In the following excerpt, Bowker describes the writerly back and forth between Joyce and Schmitz, and though Joyce is now a monolithic giant in the literary canon, Bowker provides readers with a refreshing reminder of something else: Joyce indeed was a human being, with plenty of doubts and insecurities … just like the rest of us.
The year 1909 would be an important and traumatic one for Joyce, challenging him once again as a writer, and enticing him back to the novel over which he had laboured so long and which he had come to neglect. But it took a moment of mutual discovery to galvanize him. In February, Ettore Schmitz, his student, mentioned to him shyly that he too was a writer and had published two novels under the pseudonym “Italo Svevo.” These were “Una Vita” and “Senilità,” published ten years earlier. Joyce took them to read and was deeply impressed, telling him, “Do you know that you are a neglected writer? There are passages in ‘Senilità' that even Anatole France could not have improved.” His words moved Schmitz almost to tears. From then on he talked to Joyce openly about his frustrated ambitions. Joyce’s enthusiasm had reignited his will to write, and he would soon embark on the novel that would bring him literary recognition. His brother, said Stanislaus, was more than a teacher to Schmitz, he was “an influence.”

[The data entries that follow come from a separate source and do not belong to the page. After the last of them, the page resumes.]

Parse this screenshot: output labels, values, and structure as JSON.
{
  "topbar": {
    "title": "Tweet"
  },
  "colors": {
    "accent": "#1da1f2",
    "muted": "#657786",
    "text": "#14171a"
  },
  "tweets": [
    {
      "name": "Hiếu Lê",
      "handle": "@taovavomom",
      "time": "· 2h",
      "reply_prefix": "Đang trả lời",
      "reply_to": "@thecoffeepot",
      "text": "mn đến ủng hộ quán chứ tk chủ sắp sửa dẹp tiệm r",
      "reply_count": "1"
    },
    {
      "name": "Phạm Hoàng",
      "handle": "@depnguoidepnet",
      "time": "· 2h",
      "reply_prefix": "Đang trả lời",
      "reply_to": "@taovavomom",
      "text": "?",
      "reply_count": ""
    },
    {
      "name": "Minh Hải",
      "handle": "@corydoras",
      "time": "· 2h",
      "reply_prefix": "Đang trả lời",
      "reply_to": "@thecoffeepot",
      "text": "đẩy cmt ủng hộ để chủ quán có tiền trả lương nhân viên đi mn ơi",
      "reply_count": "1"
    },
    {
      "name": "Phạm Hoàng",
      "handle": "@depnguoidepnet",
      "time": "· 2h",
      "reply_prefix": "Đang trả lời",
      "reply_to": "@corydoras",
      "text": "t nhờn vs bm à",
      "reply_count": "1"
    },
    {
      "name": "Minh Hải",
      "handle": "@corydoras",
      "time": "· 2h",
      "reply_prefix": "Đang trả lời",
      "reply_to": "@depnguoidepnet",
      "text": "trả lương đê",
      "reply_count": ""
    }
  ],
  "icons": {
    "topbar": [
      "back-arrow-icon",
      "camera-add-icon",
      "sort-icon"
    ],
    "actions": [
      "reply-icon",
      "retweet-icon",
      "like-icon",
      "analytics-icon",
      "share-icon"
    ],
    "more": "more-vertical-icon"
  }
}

That “influence,” however, had been undergoing his own crisis of confidence. With his disappointment over “Dubliners” and the feeling that readers would be put off by the hellfire passages in “A Portrait,” Joyce’s inspiration had run out. He showed the first three chapters to Schmitz who disagreed with him about the sermons, saying that he knew many Triestines who would be greatly struck by them. “Every word of these sermons acquires its artistic significance by the fact of their effect on poor Stephen’s mind.” He did, however, object to the first chapter. “I think it deals with events devoid of importance and your rigid method of observation and description does not allow you to enrich a fact which is not rich by itself. You should write only about strong things. In your skilled hands they may become still stronger. I do not believe you can give the appearance of strength to things which are in themselves trivial, not important.” Schmitz’s serious interest in his novel was sufficiently encouraging for Joyce to take it up again.
With his mind refocused on Dublin, it also became focused on Oscar Wilde when the Strauss opera of his controversial “Salomé" was performed in Trieste that March. [The Italian newspaper] Piccolo commissioned an article from him on the playwright and he produced an essay which said almost as much about himself as about Wilde. He began by reflecting on the name, Oscar Fingal O’Flahertie Wills Wilde, which implied descent from Fingal, King of the ferocious O’Flahertie clan. “Like that savage tribe, he was to break the lance of his fluent paradoxes against the body of practical conventions, and to hear, as a dishonoured exile, the choir of the just recite his name together with that of the unclean.” The sentence rings strangely prophetic of Joyce himself — the exile already regarded as suspicious and morally tainted by many conventional Dubliners. Wilde, he wrote, again sounding strangely self-referential, “grew up in an atmosphere of insecurity and prodigality.” He then got in a shot at the rabblement who threw stones at Wilde, quoting his comment in “The Picture of Dorian Gray” that the sins we perceive in Dorian are our own. Finally he lamented a life which ended not only in public disgrace but with Wilde’s conversion. He could identify with a genius betrayed; it was the prospect of grovelling recantation that he himself was determined to avoid. So engaged did he become with Wilde that he wrote to his literary executor, Robert Ross, asking permission to translate his “The Soul of Man Under Socialism” into Italian. Unfortunately, no Italian publisher seemed interested in publishing it.